In a normal distribution, one standard deviation away from the mean contains about two thirds of all data points. Two standard deviations contains about 95%. For our quick-and-dirty tests above, a low standard deviation indicates consistent data. For next level analysis, you can start to use standard deviation to recognize trends. For instance, say we have data that comes in every month. We can plot that data, the mean/average for the set and the standard deviation, like so:
Using this plot, we can see that starting in September there was an upward trend. We can confidently say that, because there were two consecutive months outside the mean + standard deviation and three outside in four months. Either this is an anomaly cluster, or more likely, this is a trend. There are some formal rules to recognizing trends designed by some of the statistics gurus. I personally like the Nelson rules. These were designed for statistical analysis of manufacturing processes but they have a lot of applications.
Normal and more formal
Now that you have your mean and standard deviation, you can plot a probability/normal distribution. Again this is something that works best with larger data sets and entire populations. The more data you have, the easier it is to see how the distribution fills in. Normalizing a distribution is basically taking data points and imposing it on a curve whose area = 1. By doing this we can see how our data set falls. I generally use excel for this process. Take the mean and STD.(P or S), order the data, then use the `norm.dist` function and plot.
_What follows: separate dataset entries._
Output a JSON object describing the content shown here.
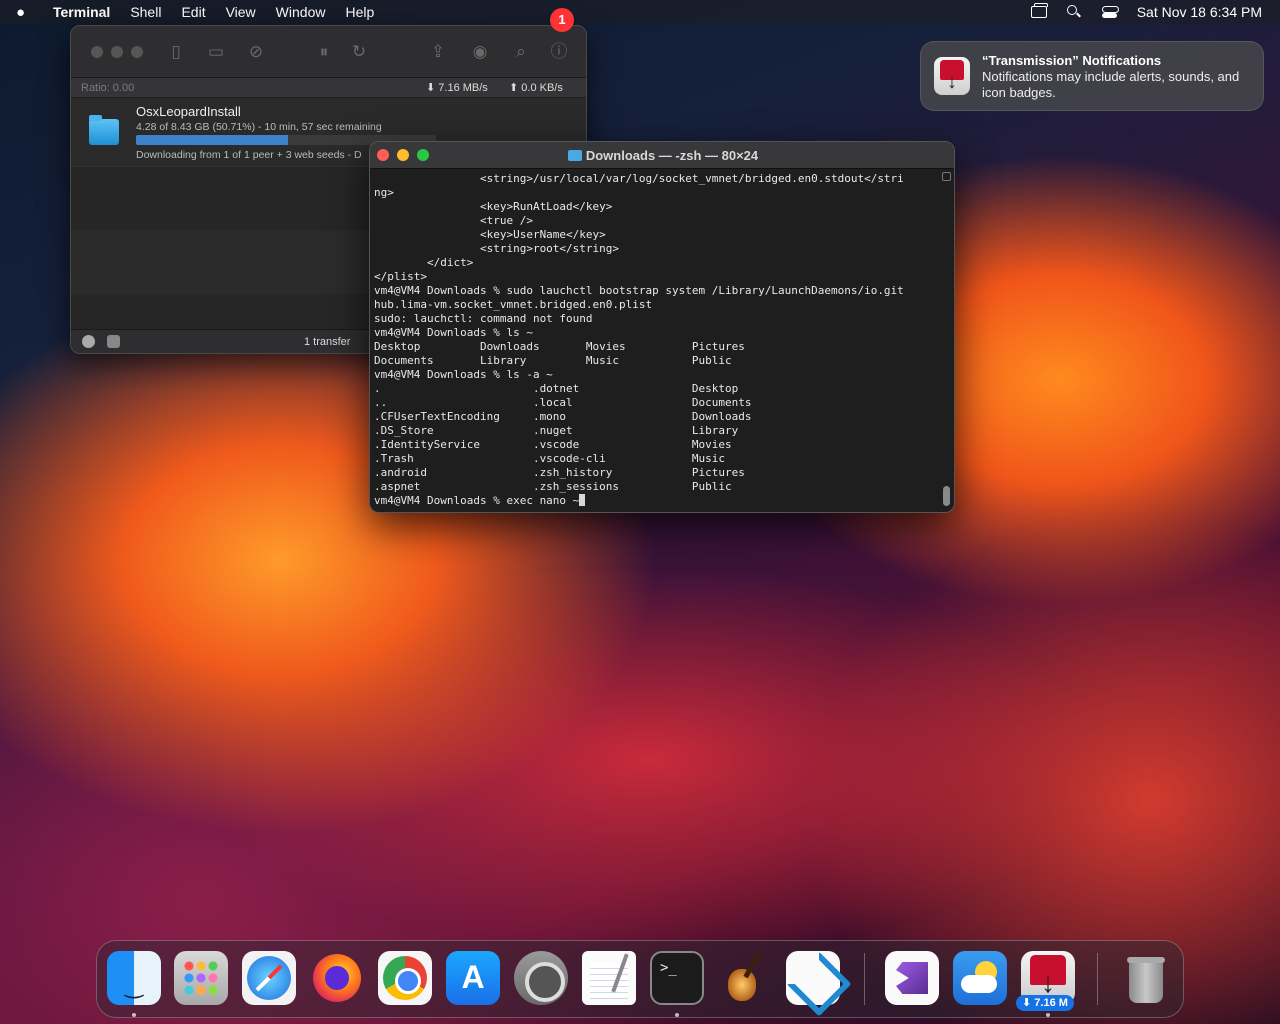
{
  "menubar": {
    "app_name": "Terminal",
    "menus": [
      "Shell",
      "Edit",
      "View",
      "Window",
      "Help"
    ],
    "datetime": "Sat Nov 18  6:34 PM"
  },
  "transmission": {
    "ratio": "Ratio: 0.00",
    "download_speed": "7.16 MB/s",
    "upload_speed": "0.0 KB/s",
    "torrent": {
      "name": "OsxLeopardInstall",
      "progress_text": "4.28 of 8.43 GB (50.71%) - 10 min, 57 sec remaining",
      "progress_percent": 50.71,
      "status_text": "Downloading from 1 of 1 peer + 3 web seeds - D"
    },
    "footer_count": "1 transfer"
  },
  "terminal": {
    "title": "Downloads — -zsh — 80×24",
    "lines": [
      "                <string>/usr/local/var/log/socket_vmnet/bridged.en0.stdout</stri",
      "ng>",
      "                <key>RunAtLoad</key>",
      "                <true />",
      "                <key>UserName</key>",
      "                <string>root</string>",
      "        </dict>",
      "</plist>",
      "vm4@VM4 Downloads % sudo lauchctl bootstrap system /Library/LaunchDaemons/io.git",
      "hub.lima-vm.socket_vmnet.bridged.en0.plist",
      "sudo: lauchctl: command not found",
      "vm4@VM4 Downloads % ls ~",
      "Desktop         Downloads       Movies          Pictures",
      "Documents       Library         Music           Public",
      "vm4@VM4 Downloads % ls -a ~",
      ".                       .dotnet                 Desktop",
      "..                      .local                  Documents",
      ".CFUserTextEncoding     .mono                   Downloads",
      ".DS_Store               .nuget                  Library",
      ".IdentityService        .vscode                 Movies",
      ".Trash                  .vscode-cli             Music",
      ".android                .zsh_history            Pictures",
      ".aspnet                 .zsh_sessions           Public"
    ],
    "prompt_line": "vm4@VM4 Downloads % exec nano ~"
  },
  "notification": {
    "title": "“Transmission” Notifications",
    "body": "Notifications may include alerts, sounds, and icon badges."
  },
  "dock": {
    "settings_badge": "1",
    "transmission_badge": "⬇ 7.16 M"
  }
}
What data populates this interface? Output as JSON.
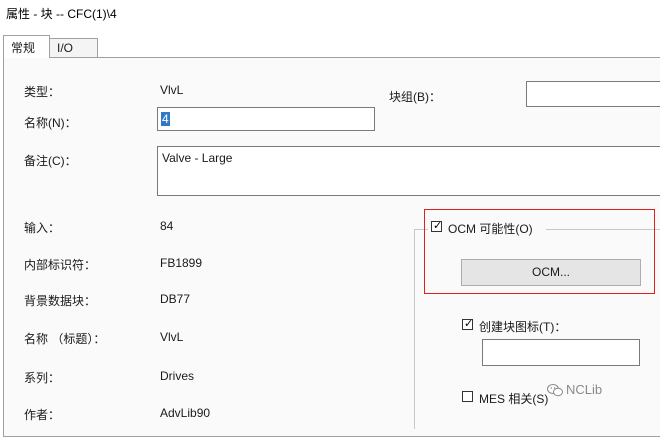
{
  "window": {
    "title": "属性 - 块 -- CFC(1)\\4"
  },
  "tabs": [
    {
      "label": "常规"
    },
    {
      "label": "I/O"
    }
  ],
  "general": {
    "type_label": "类型：",
    "type_value": "VlvL",
    "name_label": "名称(N)：",
    "name_value": "4",
    "blockgroup_label": "块组(B)：",
    "blockgroup_value": "",
    "comment_label": "备注(C)：",
    "comment_value": "Valve - Large",
    "input_label": "输入：",
    "input_value": "84",
    "internal_id_label": "内部标识符：",
    "internal_id_value": "FB1899",
    "background_db_label": "背景数据块：",
    "background_db_value": "DB77",
    "name_title_label": "名称 （标题）：",
    "name_title_value": "VlvL",
    "family_label": "系列：",
    "family_value": "Drives",
    "author_label": "作者：",
    "author_value": "AdvLib90"
  },
  "ocm": {
    "checkbox_label": "OCM 可能性(O)",
    "checked": true,
    "button_label": "OCM..."
  },
  "create_icon": {
    "checkbox_label": "创建块图标(T)：",
    "checked": true,
    "value": ""
  },
  "mes": {
    "checkbox_label": "MES 相关(S)",
    "checked": false
  },
  "watermark": {
    "text": "NCLib",
    "icon": "wechat-icon"
  },
  "colors": {
    "highlight": "#e02020",
    "selection": "#3178c6"
  }
}
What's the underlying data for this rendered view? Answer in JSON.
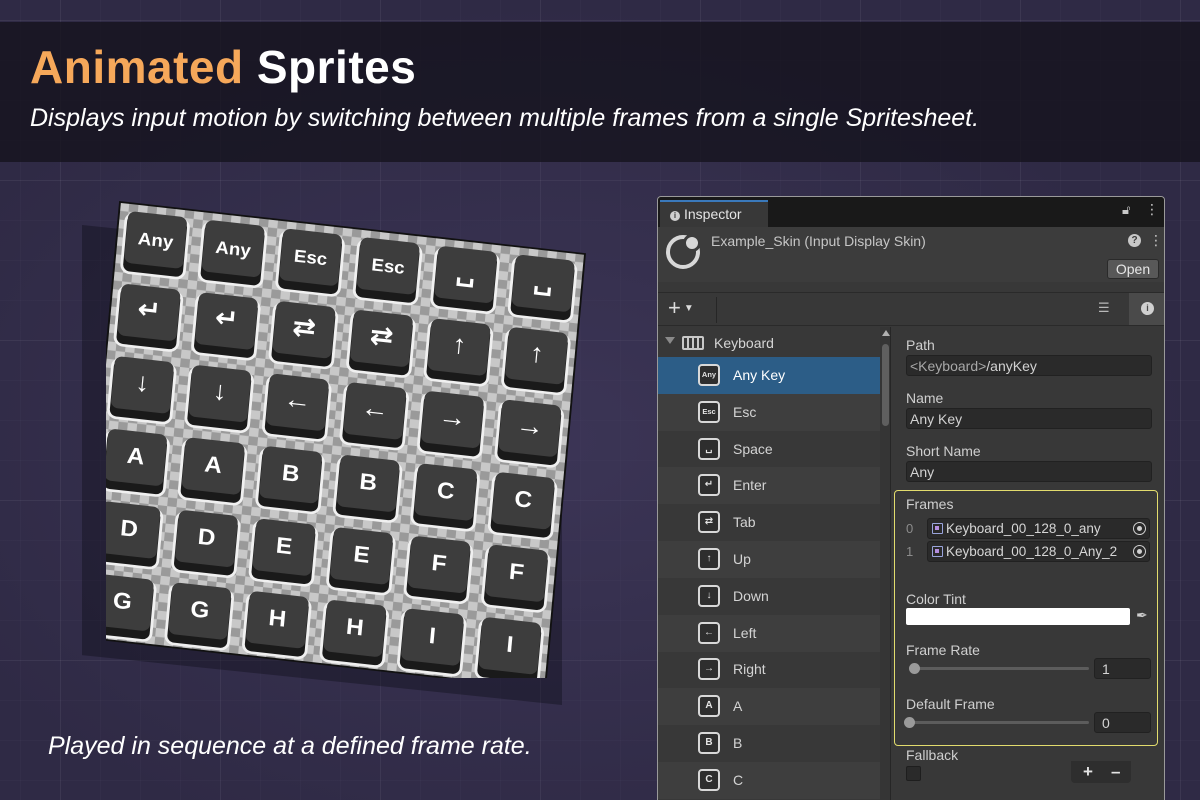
{
  "banner": {
    "title_accent": "Animated",
    "title_rest": "Sprites",
    "subtitle": "Displays input motion by switching between multiple frames from a single Spritesheet."
  },
  "caption": "Played in sequence at a defined frame rate.",
  "spritesheet": {
    "rows": [
      [
        "Any",
        "Any",
        "Esc",
        "Esc",
        "space-icon",
        "space-icon"
      ],
      [
        "enter-icon",
        "enter-icon",
        "tab-icon",
        "tab-icon",
        "up-arrow-icon",
        "up-arrow-icon"
      ],
      [
        "down-arrow-icon",
        "down-arrow-icon",
        "left-arrow-icon",
        "left-arrow-icon",
        "right-arrow-icon",
        "right-arrow-icon"
      ],
      [
        "A",
        "A",
        "B",
        "B",
        "C",
        "C"
      ],
      [
        "D",
        "D",
        "E",
        "E",
        "F",
        "F"
      ],
      [
        "G",
        "G",
        "H",
        "H",
        "I",
        "I"
      ]
    ]
  },
  "inspector": {
    "tab_label": "Inspector",
    "asset_name": "Example_Skin (Input Display Skin)",
    "open_label": "Open",
    "add_label": "+",
    "tree": {
      "parent_label": "Keyboard",
      "items": [
        {
          "icon": "Any",
          "label": "Any Key"
        },
        {
          "icon": "Esc",
          "label": "Esc"
        },
        {
          "icon": "space-icon",
          "label": "Space"
        },
        {
          "icon": "enter-icon",
          "label": "Enter"
        },
        {
          "icon": "tab-icon",
          "label": "Tab"
        },
        {
          "icon": "up-arrow-icon",
          "label": "Up"
        },
        {
          "icon": "down-arrow-icon",
          "label": "Down"
        },
        {
          "icon": "left-arrow-icon",
          "label": "Left"
        },
        {
          "icon": "right-arrow-icon",
          "label": "Right"
        },
        {
          "icon": "A",
          "label": "A"
        },
        {
          "icon": "B",
          "label": "B"
        },
        {
          "icon": "C",
          "label": "C"
        }
      ]
    },
    "props": {
      "path_label": "Path",
      "path_prefix": "<Keyboard>",
      "path_suffix": "/anyKey",
      "name_label": "Name",
      "name_value": "Any Key",
      "short_name_label": "Short Name",
      "short_name_value": "Any",
      "frames_label": "Frames",
      "frames": [
        {
          "index": "0",
          "value": "Keyboard_00_128_0_any"
        },
        {
          "index": "1",
          "value": "Keyboard_00_128_0_Any_2"
        }
      ],
      "color_tint_label": "Color Tint",
      "color_tint_value": "#ffffff",
      "frame_rate_label": "Frame Rate",
      "frame_rate_value": "1",
      "default_frame_label": "Default Frame",
      "default_frame_value": "0",
      "fallback_label": "Fallback"
    }
  },
  "colors": {
    "accent": "#f6a85a",
    "selection": "#2c5d87",
    "highlight_box": "#e2dc6d"
  }
}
Once we have a plotted curve, we can start to visually form opinions about our data. Because a normal distribution has mean=median=mode, the plot should be centered and symmetrical.
- If it is not centered and symmetrical, that indicates skew. Curves should have a smooth bell shape.
- If it is flat, the data has a large relative standard deviation.
- If it is tall, the data has a small standard deviation.
There are tons of more formal pieces of analysis and statistics that can be done from this point. I won’t touch on many here, but I recommend investopedia as a resource for learning more.
Now we are close to the finish line. Using all the pieces above, we can now compare samples to our population results using hypothesis testing (this can be done with multiple sample sets too but that may be another post). Using this method, we will end up with a probability of how likely our hypothesis is correct. Here is how the method works:
- Make a quantifiable hypothesis about your data set. ie — My sample average is greater than the population average (µ>X).
- Make a null hypothesis, that is essentially the opposite of your hypothesis. ie — My sample average is less than or equal to the population average(µ≤X).
- Calculate your Z-score. Example here for single sample Z-score. For comparing a sample set, just add sqrt(number of samples) to the denominator.
- Look up Z-score on a table to get your P-score. This is the probability that your hypothesis is supported. Depending on your hypothesis (greater than or less than) you will need to use the left or the right table.
With a P-score, you have a quantifiable level of certainty that your analysis is correct.
Whether using a back of the napkin technique or a formal statistical test, analyzing results is going to help set your work apart from other analyst’s. Data can be tricky and deceiving. Unlike the saying goes, numbers can and do lie. By testing your results and analysis you can put numbers through a figurative lie detector making you and your stakeholders more confident.